GOAL trivial "Quick cleanup" UNSUPERVISED
RUN main USING analyze, trivial
Supervision Modes
| Mode |
Behavior |
SUPERVISED |
Autonomous — supervisor corrects drift automatically |
SUPERVISED HUMAN |
Requires human approval — fails if no human available |
UNSUPERVISED |
Skips supervision for trusted/fast operations |
Four-Phase Execution
When supervision is enabled, each step executes in four phases:
-
COMMIT — Agent declares intent before execution
- Interpretation of the goal
- Planned approach
- Expected output
- Assumptions made
-
EXECUTE — Agent performs the work
- Tools called
- Actual output
- Self-assessment of whether commitment was met
-
RECONCILE — Static pattern matching (fast, no LLM)
- Concerns raised?
- Commitment met?
- Deviations from plan?
- Low confidence?
-
SUPERVISE — LLM evaluation (only if reconcile triggers)
- Evaluates drift against original goal
- Decides: CONTINUE, REORIENT, or PAUSE
Pre-flight Check
Before execution begins, the system checks if:
- Any step requires
SUPERVISED HUMAN
- A human connection (ACP/A2A) is available
If human required but unavailable → hard fail before execution starts.
This prevents wasted compute on workflows that would fail mid-run.
Example: Deployment Pipeline
SUPERVISED
NAME deployment-pipeline
INPUT service_name
# Build and test — supervised for drift detection
GOAL build "Build $service_name"
GOAL test "Run test suite"
# Security scan — important, keep supervised
GOAL security "Scan for vulnerabilities"
# Config validation — fast and trusted
GOAL config "Validate config" UNSUPERVISED
# Deployment — critical, requires human approval
GOAL deploy "Deploy $service_name" SUPERVISED HUMAN
# Post-deploy verification
GOAL verify "Run smoke tests"
RUN pipeline USING build, test, security, config, deploy, verify
This workflow:
- Supervises most steps (inherited from global)

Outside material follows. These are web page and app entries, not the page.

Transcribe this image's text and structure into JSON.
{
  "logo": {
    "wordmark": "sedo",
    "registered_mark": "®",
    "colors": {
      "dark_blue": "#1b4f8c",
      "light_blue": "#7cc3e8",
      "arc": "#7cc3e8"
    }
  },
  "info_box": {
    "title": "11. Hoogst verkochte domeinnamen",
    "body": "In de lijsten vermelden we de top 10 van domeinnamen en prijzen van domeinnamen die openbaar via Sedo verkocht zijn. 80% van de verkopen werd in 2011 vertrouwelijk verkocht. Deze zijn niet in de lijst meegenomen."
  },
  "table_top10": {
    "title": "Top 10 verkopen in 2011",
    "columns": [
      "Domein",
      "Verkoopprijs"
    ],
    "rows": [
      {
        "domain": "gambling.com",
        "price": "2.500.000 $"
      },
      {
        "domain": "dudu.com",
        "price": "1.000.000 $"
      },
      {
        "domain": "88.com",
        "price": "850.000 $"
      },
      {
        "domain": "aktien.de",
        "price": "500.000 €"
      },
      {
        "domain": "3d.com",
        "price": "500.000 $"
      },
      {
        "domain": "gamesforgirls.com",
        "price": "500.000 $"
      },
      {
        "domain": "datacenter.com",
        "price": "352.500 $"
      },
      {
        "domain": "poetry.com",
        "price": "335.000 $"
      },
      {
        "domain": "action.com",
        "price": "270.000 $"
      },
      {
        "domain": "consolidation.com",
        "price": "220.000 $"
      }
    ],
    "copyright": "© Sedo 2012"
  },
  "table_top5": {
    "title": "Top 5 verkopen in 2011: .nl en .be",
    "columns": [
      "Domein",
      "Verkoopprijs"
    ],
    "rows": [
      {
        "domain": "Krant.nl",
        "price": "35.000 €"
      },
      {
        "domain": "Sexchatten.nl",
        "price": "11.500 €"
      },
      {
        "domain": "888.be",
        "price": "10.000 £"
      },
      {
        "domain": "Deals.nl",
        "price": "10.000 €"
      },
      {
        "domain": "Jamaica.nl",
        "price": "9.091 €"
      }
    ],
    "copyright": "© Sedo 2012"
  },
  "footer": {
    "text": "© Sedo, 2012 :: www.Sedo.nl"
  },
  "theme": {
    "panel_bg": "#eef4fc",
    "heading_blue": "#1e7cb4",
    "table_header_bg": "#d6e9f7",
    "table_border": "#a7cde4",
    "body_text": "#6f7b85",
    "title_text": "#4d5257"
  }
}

- Skips supervision for trivial config validation
- Requires human approval before deployment
- Fails at startup if no human connection available
See examples/39-supervision/ for more examples.
XML Context Format
The agent uses XML-structured prompts to communicate context between goals. This provides clear boundaries that don't collide with LLM-generated markdown:
<workflow name="recipe-creator">
<context>
<goal id="brainstorm">
Here are 3 distinct dishes:
## 1. Classic South Indian Coconut Chutney
A fresh, vibrant accompaniment...
</goal>
</context>
<current-goal id="select">
Choose the best recipe based on: ingredient usage, flavor balance.
</current-goal>
</workflow>
Benefits:
- Clear boundaries — XML tags separate system context from LLM output
- No header collisions — LLM's
## headers don't conflict with context headers
- Machine-parseable — Tools can extract specific goals from logs
- Session logs — The XML structure appears in session logs for debugging
See docs/execution/06-xml-context-format.md for full documentation.